Acute respiratory distress syndrome, whichdiagnosed in adults (although it happens in full-term children) - a serious condition that is caused by a lung injury or infection. In this condition, inflammation of the lung parenchyma is observed, as a result of which the gas exchange deteriorates very sharply. At the same time, at the level of a holistic organism, more and more new substances are released that increase inflammation. If you do not help such a patient, multi-organ failure is very likely, along with lungs, the liver and kidneys, as well as some other organs, will suffer. This condition requires urgent care, that is, a patient with a serious degree of severity of the syndrome is treated by resuscitators.

Everything begins with a feeling of lack of air andrapidity of breathing. The patient begins to suffer from confusion. The syndrome manifests itself clinically 24-48 hours after exposure to a provoking factor. There are two categories. The first is damaging factors. Among them, the penetration of foreign bodies, injuries, burns, poisoning the body (including alcohol), transfusion of large amounts of blood. The second category of causes is exacerbation of the disease (not necessarily easy). It can be acute pancreatitis, pneumonia, which caused the infection, or sepsis. If a respiratory distress syndrome is suspected, an X-ray is taken, showing characteristic features. The analysis of arterial blood on the maintenance of gases is also made. Thus, it is possible to identify the lack of oxygen and the excess of carbon dioxide in it, which is an important diagnostic feature.

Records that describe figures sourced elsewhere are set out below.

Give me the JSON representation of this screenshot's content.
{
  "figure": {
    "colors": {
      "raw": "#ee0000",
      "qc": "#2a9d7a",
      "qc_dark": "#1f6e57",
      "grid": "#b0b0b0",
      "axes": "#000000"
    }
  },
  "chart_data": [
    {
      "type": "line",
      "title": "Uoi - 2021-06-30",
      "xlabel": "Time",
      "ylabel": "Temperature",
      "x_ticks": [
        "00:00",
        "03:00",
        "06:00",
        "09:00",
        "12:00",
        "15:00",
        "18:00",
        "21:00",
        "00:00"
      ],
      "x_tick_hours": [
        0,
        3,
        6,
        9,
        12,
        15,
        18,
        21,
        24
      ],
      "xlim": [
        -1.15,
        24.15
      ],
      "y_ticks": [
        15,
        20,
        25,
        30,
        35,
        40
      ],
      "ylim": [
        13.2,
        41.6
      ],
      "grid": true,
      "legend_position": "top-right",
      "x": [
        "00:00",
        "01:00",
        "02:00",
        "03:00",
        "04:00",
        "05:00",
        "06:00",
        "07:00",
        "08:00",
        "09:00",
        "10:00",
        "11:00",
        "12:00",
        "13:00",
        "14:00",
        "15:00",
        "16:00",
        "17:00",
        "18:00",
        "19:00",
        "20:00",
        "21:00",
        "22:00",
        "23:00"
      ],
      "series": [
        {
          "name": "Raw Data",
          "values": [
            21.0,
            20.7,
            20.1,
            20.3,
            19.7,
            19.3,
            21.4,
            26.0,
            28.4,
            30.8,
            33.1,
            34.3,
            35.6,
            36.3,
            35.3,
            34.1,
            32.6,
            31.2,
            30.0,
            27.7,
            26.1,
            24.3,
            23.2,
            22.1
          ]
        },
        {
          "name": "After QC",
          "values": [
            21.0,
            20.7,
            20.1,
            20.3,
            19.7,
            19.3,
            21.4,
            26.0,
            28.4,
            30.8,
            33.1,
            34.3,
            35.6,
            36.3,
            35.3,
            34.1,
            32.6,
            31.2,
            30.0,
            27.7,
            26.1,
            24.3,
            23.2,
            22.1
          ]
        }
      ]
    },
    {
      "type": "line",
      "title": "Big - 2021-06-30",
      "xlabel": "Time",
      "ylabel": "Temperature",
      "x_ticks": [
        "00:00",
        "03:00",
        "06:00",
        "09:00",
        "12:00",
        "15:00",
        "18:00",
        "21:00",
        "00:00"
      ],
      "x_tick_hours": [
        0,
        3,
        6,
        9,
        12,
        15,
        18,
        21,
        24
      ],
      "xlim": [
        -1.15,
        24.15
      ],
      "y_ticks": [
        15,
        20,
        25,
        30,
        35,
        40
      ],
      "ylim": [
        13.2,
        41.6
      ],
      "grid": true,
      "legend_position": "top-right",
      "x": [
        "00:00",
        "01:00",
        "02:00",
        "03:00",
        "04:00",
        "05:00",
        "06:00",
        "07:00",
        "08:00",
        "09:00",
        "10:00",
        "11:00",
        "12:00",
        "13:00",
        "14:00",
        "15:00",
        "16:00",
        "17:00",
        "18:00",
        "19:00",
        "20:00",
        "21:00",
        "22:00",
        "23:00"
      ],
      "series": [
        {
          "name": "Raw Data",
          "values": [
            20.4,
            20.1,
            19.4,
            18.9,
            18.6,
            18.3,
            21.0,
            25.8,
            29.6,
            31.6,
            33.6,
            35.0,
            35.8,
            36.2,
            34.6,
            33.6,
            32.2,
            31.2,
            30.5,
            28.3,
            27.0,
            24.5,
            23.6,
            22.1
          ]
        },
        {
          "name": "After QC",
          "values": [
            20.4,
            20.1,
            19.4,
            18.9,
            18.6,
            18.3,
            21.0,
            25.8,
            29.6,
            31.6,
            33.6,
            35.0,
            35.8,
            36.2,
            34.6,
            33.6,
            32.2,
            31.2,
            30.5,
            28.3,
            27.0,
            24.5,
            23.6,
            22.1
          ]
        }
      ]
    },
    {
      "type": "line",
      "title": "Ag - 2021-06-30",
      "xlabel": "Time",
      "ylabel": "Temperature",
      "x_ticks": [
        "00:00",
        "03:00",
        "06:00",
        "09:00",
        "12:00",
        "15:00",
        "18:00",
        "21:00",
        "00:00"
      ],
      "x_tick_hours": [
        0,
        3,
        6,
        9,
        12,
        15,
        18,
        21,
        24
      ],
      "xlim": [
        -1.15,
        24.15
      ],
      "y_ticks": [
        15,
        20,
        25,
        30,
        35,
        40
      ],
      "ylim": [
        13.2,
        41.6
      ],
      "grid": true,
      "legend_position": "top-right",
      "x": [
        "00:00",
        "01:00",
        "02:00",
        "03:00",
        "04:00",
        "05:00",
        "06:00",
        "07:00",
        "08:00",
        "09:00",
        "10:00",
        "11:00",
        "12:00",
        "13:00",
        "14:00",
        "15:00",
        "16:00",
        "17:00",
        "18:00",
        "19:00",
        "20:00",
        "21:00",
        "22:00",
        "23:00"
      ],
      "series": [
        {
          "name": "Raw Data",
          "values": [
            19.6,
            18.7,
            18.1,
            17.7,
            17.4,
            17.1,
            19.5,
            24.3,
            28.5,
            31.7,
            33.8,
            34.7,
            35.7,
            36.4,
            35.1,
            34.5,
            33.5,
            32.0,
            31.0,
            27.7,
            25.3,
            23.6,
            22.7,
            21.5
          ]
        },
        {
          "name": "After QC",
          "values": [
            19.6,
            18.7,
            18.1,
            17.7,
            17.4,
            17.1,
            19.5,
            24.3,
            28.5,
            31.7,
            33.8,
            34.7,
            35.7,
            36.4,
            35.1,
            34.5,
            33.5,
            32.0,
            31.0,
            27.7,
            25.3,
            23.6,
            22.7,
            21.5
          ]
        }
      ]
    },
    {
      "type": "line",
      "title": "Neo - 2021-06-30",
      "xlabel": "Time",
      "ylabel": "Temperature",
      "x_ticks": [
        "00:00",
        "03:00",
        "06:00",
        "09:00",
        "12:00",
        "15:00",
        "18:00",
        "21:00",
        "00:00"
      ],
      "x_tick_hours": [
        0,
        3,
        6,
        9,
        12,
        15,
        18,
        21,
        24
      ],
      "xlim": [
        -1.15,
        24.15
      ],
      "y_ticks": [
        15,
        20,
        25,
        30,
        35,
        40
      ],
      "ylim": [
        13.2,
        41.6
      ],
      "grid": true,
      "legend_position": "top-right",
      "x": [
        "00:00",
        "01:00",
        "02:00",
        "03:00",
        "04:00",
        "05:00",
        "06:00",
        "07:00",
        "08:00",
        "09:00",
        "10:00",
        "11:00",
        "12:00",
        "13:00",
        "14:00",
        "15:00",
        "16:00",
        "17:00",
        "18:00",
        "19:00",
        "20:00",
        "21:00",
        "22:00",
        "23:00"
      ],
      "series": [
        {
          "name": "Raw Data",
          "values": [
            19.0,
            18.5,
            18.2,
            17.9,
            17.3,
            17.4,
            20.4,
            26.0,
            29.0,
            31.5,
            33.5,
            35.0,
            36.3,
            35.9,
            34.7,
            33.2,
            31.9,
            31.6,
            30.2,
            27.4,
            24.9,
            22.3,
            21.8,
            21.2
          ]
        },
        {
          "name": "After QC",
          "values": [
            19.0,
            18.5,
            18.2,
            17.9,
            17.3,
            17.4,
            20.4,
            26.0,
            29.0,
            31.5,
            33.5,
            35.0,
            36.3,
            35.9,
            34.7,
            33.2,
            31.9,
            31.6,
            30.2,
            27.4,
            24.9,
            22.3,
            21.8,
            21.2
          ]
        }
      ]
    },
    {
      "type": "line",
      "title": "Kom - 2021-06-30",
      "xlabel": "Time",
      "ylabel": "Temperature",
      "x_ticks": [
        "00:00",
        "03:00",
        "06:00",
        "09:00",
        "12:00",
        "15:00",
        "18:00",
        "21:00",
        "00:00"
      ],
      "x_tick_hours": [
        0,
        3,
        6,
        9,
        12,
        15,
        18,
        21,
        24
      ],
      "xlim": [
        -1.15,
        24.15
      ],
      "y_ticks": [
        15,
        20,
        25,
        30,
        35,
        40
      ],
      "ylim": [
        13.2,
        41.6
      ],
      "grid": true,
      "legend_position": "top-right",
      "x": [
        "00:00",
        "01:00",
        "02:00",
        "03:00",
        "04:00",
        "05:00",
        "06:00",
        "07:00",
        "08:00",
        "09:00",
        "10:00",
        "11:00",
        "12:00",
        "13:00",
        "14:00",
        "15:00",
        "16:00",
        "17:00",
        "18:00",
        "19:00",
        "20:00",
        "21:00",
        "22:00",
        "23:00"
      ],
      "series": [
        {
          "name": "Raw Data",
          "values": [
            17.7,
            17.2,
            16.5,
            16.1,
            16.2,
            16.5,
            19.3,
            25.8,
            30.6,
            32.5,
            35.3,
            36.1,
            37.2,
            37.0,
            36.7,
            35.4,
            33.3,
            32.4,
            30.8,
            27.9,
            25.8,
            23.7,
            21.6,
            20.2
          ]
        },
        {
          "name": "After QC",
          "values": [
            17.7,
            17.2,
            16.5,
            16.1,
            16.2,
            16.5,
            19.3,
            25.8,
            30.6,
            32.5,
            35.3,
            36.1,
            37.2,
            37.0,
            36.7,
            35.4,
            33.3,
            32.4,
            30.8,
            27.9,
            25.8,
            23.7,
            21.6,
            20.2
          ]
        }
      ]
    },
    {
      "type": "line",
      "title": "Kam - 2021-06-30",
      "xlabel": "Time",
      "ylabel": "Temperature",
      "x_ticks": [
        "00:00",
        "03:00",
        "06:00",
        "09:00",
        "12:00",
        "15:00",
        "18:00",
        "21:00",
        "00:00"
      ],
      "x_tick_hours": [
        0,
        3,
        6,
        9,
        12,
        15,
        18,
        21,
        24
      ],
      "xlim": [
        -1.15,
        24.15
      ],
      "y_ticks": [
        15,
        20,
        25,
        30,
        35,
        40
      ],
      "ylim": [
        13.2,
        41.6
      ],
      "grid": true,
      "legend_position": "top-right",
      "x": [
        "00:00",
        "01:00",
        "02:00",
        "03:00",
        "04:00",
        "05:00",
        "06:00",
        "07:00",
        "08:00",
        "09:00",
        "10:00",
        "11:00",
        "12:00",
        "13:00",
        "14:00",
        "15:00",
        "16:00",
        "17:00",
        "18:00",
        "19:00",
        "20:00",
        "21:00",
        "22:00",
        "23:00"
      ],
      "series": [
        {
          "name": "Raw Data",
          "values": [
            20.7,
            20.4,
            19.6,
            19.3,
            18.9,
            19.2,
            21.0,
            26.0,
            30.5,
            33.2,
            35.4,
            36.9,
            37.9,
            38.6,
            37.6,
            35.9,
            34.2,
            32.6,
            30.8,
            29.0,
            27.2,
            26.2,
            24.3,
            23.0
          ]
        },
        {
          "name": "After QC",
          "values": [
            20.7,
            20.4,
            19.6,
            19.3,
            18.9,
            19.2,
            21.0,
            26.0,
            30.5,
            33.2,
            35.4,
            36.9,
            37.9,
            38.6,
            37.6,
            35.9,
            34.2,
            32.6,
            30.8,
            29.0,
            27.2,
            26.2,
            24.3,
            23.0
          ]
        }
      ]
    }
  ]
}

In the intensive care of the patient in an acute conditionsubject to the procedure of ventilation of the lungs, usually this process lasts a long time, often more than two weeks. The patient is placed in a special position to reduce the likelihood of lung decay. Limit the amount of fluid in the body by using diuretics or restricting drinking. Also, corticosteroids are often prescribed, however, the doses are small and help when the patient has already started to get out of critical condition.

Respiratory distress syndrome begins acutely,so when you have anxious symptoms, such as a feeling of lack of air, you need to call an ambulance. This sign is very unfavorable, even if your case is not associated with this disease. This is very serious, therefore refer accordingly.